As medidas tomadas pelo governo de Donald Trump “prejudicam seriamente os direitos e interesses legítimos da China”, disse um porta-voz do Ministério do Comércio em um comunicado. “Portanto, a China não tem outra escolha senão tomar as contramedidas necessárias em resposta”, enfatizou o porta-voz.
No final de julho, os Estados Unidos adicionaram robôs humanoides e quadrúpedes, muitos dos quais são fabricados na China, a uma lista de importações proibidas em nome da segurança nacional.
“Para preservar a segurança nacional”, a China “reforçará os controles sobre as exportações para os Estados Unidos de bens de uso duplo [bens que podem ter aplicações civis e militares] relacionados a drones”, afirmou o Ministério do Comércio chinês nesta quarta-feira.
Toma lá dá cá
Washington também adicionou cerca de 40 entidades chinesas à sua lista no final de julho, com o objetivo de prevenir o “trabalho forçado”, particularmente da minoria muçulmana uigur na região noroeste de Xinjiang, na China.
Em retaliação, Pequim proibiu nesta quarta-feira “realizar transações, cooperar ou se envolver em qualquer outra atividade” com seis empresas americanas, incluindo a empresa de biotecnologia Applied DNA Sciences e a empresa de pesquisa em geociências Stratum Reservoir.

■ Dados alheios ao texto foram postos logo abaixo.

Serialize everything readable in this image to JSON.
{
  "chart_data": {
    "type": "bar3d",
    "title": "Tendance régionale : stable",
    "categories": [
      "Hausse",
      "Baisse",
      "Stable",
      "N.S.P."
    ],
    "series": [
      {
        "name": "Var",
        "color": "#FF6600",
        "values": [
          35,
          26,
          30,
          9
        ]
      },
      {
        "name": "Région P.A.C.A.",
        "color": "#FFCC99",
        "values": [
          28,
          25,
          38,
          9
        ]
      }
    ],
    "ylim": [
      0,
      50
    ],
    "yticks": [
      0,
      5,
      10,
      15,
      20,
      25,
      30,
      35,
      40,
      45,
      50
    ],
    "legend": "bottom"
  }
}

O vice-primeiro-ministro chinês, He Lifeng, expressou sua “profunda preocupação” ao secretário do Tesouro americano, Scott Bessent, na semana passada, em relação às restrições comerciais impostas por Washington.
A China e os Estados Unidos passaram grande parte do ano passado envolvidos em uma crescente guerra comercial, mas chegaram a uma trégua em outubro, quando Trump reuniu-se com seu homólogo chinês, Xi Jinping, na Coreia do Sul. Neste ano, o presidente dos Estados Unidos foi recebido em Pequim para dar continuidade às tratativas, uma vez que a trégua tem prazo de validade (daqui dois meses, em outubro), mas não chegaram a um tratado concreto e definitivo.